Initially, animal protections that followed were predicated largely on the notion that if someone was harming animals, they were likely to escalate to harming humans. The idea that animals have intrinsic worth wasn't recognized much until the 20th century, and is still developing, as demonstrated by the contemporary rise in veganism.
Regard for animal sentience in some countries' rulebooks is more implicit than explicit. For example, the U.S. Humane Methods of Slaughter Act, passed in 1958, without using the word "sentience," requires that animals be rendered insensible to pain during slaughter.

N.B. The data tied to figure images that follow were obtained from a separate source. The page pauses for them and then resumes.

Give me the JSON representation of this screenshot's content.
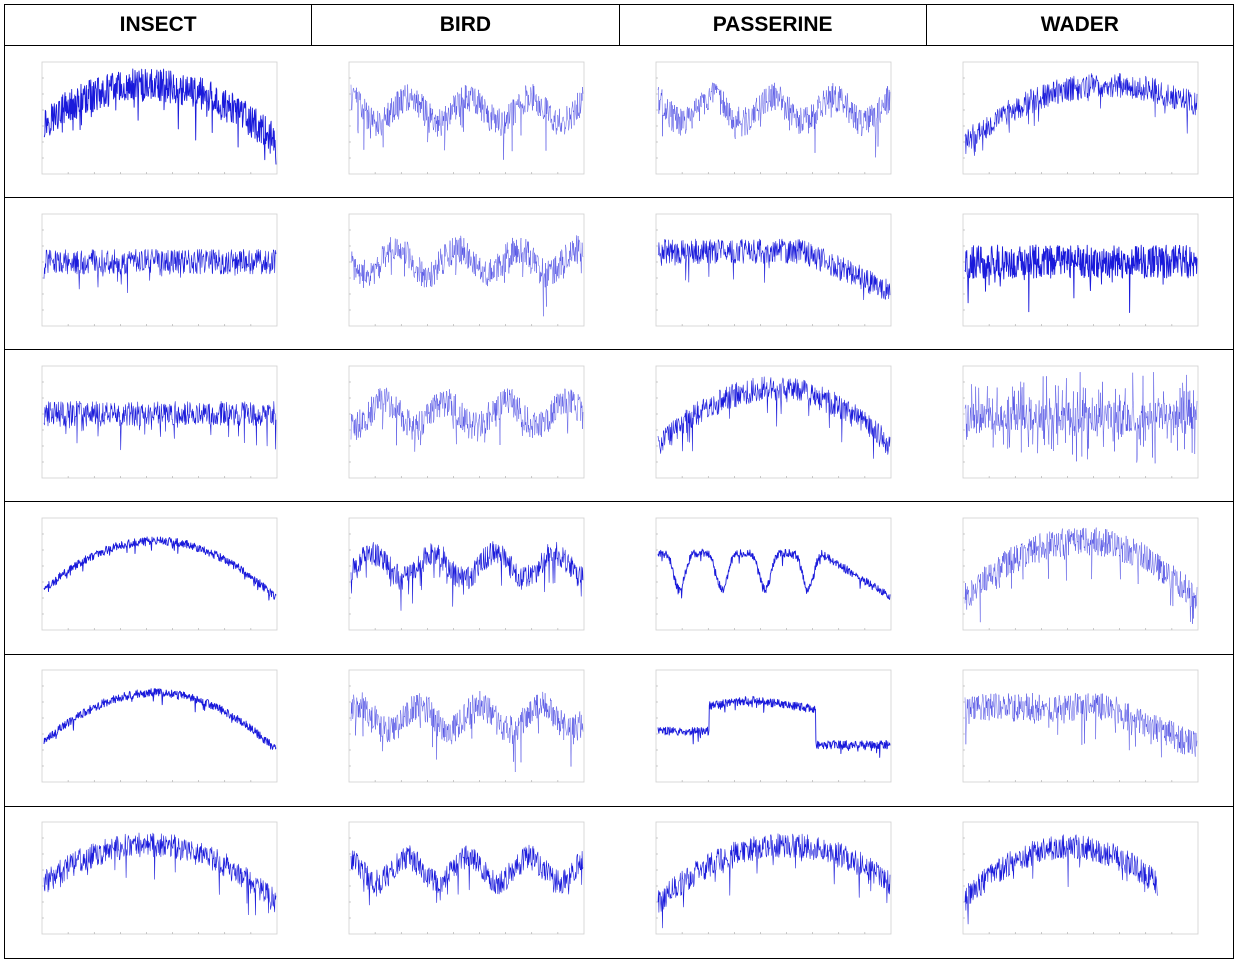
{
  "header": {
    "columns": [
      "INSECT",
      "BIRD",
      "PASSERINE",
      "WADER"
    ]
  },
  "colors": {
    "signal": "#1a1adb",
    "frame": "#cfcfcf",
    "tick_text": "#9a9a9a"
  },
  "chart_data": {
    "type": "line",
    "title": "",
    "xlabel": "",
    "ylabel": "",
    "layout_grid": {
      "rows": 6,
      "columns": 4
    },
    "panels": [
      {
        "row": 1,
        "column": "INSECT",
        "shape": "arch",
        "peak_at": 0.45,
        "density": "dense"
      },
      {
        "row": 1,
        "column": "BIRD",
        "shape": "flat-oscillating",
        "density": "sparse"
      },
      {
        "row": 1,
        "column": "PASSERINE",
        "shape": "flat-oscillating",
        "density": "sparse"
      },
      {
        "row": 1,
        "column": "WADER",
        "shape": "arch",
        "peak_at": 0.62,
        "density": "medium"
      },
      {
        "row": 2,
        "column": "INSECT",
        "shape": "flat",
        "density": "medium"
      },
      {
        "row": 2,
        "column": "BIRD",
        "shape": "flat-oscillating",
        "density": "sparse"
      },
      {
        "row": 2,
        "column": "PASSERINE",
        "shape": "plateau-then-drop",
        "density": "medium"
      },
      {
        "row": 2,
        "column": "WADER",
        "shape": "flat",
        "density": "dense"
      },
      {
        "row": 3,
        "column": "INSECT",
        "shape": "flat",
        "density": "medium"
      },
      {
        "row": 3,
        "column": "BIRD",
        "shape": "flat-oscillating",
        "density": "sparse"
      },
      {
        "row": 3,
        "column": "PASSERINE",
        "shape": "arch",
        "peak_at": 0.5,
        "density": "medium"
      },
      {
        "row": 3,
        "column": "WADER",
        "shape": "flat-spiky",
        "density": "sparse"
      },
      {
        "row": 4,
        "column": "INSECT",
        "shape": "arch",
        "peak_at": 0.48,
        "density": "thin"
      },
      {
        "row": 4,
        "column": "BIRD",
        "shape": "flat-oscillating",
        "density": "medium"
      },
      {
        "row": 4,
        "column": "PASSERINE",
        "shape": "dips-then-drop",
        "density": "thin"
      },
      {
        "row": 4,
        "column": "WADER",
        "shape": "arch",
        "peak_at": 0.5,
        "density": "sparse"
      },
      {
        "row": 5,
        "column": "INSECT",
        "shape": "arch",
        "peak_at": 0.48,
        "density": "thin"
      },
      {
        "row": 5,
        "column": "BIRD",
        "shape": "flat-oscillating",
        "density": "sparse"
      },
      {
        "row": 5,
        "column": "PASSERINE",
        "shape": "bump-then-low",
        "density": "thin"
      },
      {
        "row": 5,
        "column": "WADER",
        "shape": "plateau-then-drop",
        "density": "sparse"
      },
      {
        "row": 6,
        "column": "INSECT",
        "shape": "arch",
        "peak_at": 0.45,
        "density": "medium"
      },
      {
        "row": 6,
        "column": "BIRD",
        "shape": "flat-oscillating",
        "density": "medium"
      },
      {
        "row": 6,
        "column": "PASSERINE",
        "shape": "arch",
        "peak_at": 0.55,
        "density": "medium"
      },
      {
        "row": 6,
        "column": "WADER",
        "shape": "arch-short",
        "peak_at": 0.45,
        "density": "medium"
      }
    ]
  }
}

The European Union first explicitly recognized the concept of animal sentience in the Treaty of Amsterdam, a sweeping policy agreement by member states signed in 1997. The concept's status was escalated in an updated agreement signed in 2009, the Treaty of Lisbon, which says member states "shall, since animals are sentient beings," pay full regard to their welfare when formulating policy in areas including agriculture and scientific research. For example, the EU prohibits small wire cages for laying hens and bans the testing of cosmetics and ingredients on animals. The directive allows exceptions for religious rites, cultural traditions and regional heritage.
Britain's vote in 2016 to leave the EU has prompted various interest groups, including the British Veterinary Association, to lobby for the recognition of animal sentience to be enshrined directly into UK law. Prime Minister Boris Johnson's government has pledged to do just that, but no specific policy has been put forward.
Countries that have explicitly recognized animal sentience in federal laws include France, the Netherlands, Sweden, New Zealand and Tanzania, according to the Animal Protection Index which ranks 50 countries around the world according to their animal welfare policy and legislation. The index is compiled by the charity World Animal Protection and was last updated in March.
When I was accepted to Veterinary School I was fortunate to have been given the opportunity to protect animal life and respect the gift of life given to all creatures. This extends to all living things including most bugs. It does not extend to ticks and mosquitoes…the rule is: cause disease in my patients and all bets are off!